JOB
Under general direction, the Information Security Officer is responsible for the leadership, oversight, and execution of the Court’s information security, cybersecurity, privacy, and risk management programs. The Information Security Officer establishes and enforces security governance, policies, and controls to protect the confidentiality, integrity, and availability of Court information systems and data.
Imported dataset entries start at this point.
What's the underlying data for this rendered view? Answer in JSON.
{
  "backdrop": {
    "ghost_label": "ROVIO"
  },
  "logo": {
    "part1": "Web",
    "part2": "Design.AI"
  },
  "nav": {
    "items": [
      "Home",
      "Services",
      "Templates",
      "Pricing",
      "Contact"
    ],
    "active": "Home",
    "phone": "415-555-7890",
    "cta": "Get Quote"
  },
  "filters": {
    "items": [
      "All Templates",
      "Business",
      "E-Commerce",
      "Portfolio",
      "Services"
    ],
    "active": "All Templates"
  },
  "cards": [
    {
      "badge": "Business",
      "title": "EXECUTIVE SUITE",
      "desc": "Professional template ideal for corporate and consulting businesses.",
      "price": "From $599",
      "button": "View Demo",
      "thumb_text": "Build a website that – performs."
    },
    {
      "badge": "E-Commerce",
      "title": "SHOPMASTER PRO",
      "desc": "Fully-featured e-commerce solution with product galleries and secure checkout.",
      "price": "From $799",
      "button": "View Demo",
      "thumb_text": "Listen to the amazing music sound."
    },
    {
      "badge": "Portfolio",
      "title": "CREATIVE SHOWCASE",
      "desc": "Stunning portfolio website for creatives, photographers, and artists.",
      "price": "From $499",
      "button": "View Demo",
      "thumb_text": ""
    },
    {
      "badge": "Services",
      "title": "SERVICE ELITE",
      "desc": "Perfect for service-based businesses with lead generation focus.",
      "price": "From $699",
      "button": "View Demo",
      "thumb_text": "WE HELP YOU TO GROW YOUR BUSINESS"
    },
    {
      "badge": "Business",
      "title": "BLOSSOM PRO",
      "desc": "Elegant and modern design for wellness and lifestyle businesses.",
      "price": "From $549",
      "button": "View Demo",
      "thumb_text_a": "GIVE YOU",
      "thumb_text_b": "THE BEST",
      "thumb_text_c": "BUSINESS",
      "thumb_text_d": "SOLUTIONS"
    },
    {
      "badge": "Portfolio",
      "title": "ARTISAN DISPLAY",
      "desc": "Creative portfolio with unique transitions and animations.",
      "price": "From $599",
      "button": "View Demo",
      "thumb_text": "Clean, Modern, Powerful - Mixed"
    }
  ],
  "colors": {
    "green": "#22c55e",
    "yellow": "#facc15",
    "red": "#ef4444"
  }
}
This position provides strategic security leadership, oversees security operations and incident response, ensures regulatory and Judicial Council of California compliance, manages security risk across enterprise and Software-as-a-Service (SaaS) environments, and advises judicial officers and executive leadership on information security matters.
EXAMPLE OF DUTIES Duties may include, but are not limited to the following:
-
Provides enterprise-wide leadership for cybersecurity, information security, and privacy programs.
-
Develops, implements, and maintains the Court’s information security governance framework, including policies, standards, procedures, and controls.
-
Establishes and oversees security programs covering network security, application security, cloud and SaaS security, endpoint protection, identity and access management, and data protection.
-
Develops and maintains the Court’s short and long-term information security strategy and roadmap, aligned with Court objectives and enterprise architecture.
-
Conducts and oversees security risk assessments, threat modeling, and vulnerability management across on-premises, cloud, and SaaS environments.
-
Ensures security requirements and controls are embedded into system design, procurement, and enterprise architecture decisions.
-
Develops, manages, and monitors the information security budget; oversees procurement and lifecycle management of security tools, services, and SaaS solutions.
-
Conducts vendor security due diligence, including risk assessments, contract security terms, and compliance reviews; ensures third-party vendors and service providers meet Court security, privacy, and data protection requirements.
-
Oversees the Court’s security incident response program, including detection, investigation, containment, remediation, and post-incident review.
-
Ensures compliance with Federal Bureau of Investigations (FBI) Criminal Justice Information Systems (CJIS) Security Policy, Internal Revenue Service (IRS) Publication 1075, Judicial Council of California policies, and applicable state and federal data protection requirements.
-
Supports internal and external audits, assessments, and compliance reviews; tracks and remediates findings.
-
Oversees disaster recovery, business continuity, and cyber resilience planning and testing.
-
Advises judicial officers, executive leadership, and management on security posture, risks, incidents, and mitigation strategies.
-
Plans, prioritizes, schedules, assigns, and evaluates work of assigned personnel; assists with interviews and selection; trains and motivates staff; monitors and evaluates staff performance.
-
Coordinates with statewide judicial branch security initiatives, external agencies, and partner courts.
-
Promotes a culture of security awareness, accountability, and compliance across the Court.
SUPPLEMENTAL INFORMATION Must be able to pass a criminal history background check.
Possession of a valid California driver’s license or the ability to utilize an alternative method of transportation when needed to carry out job-related essential functions.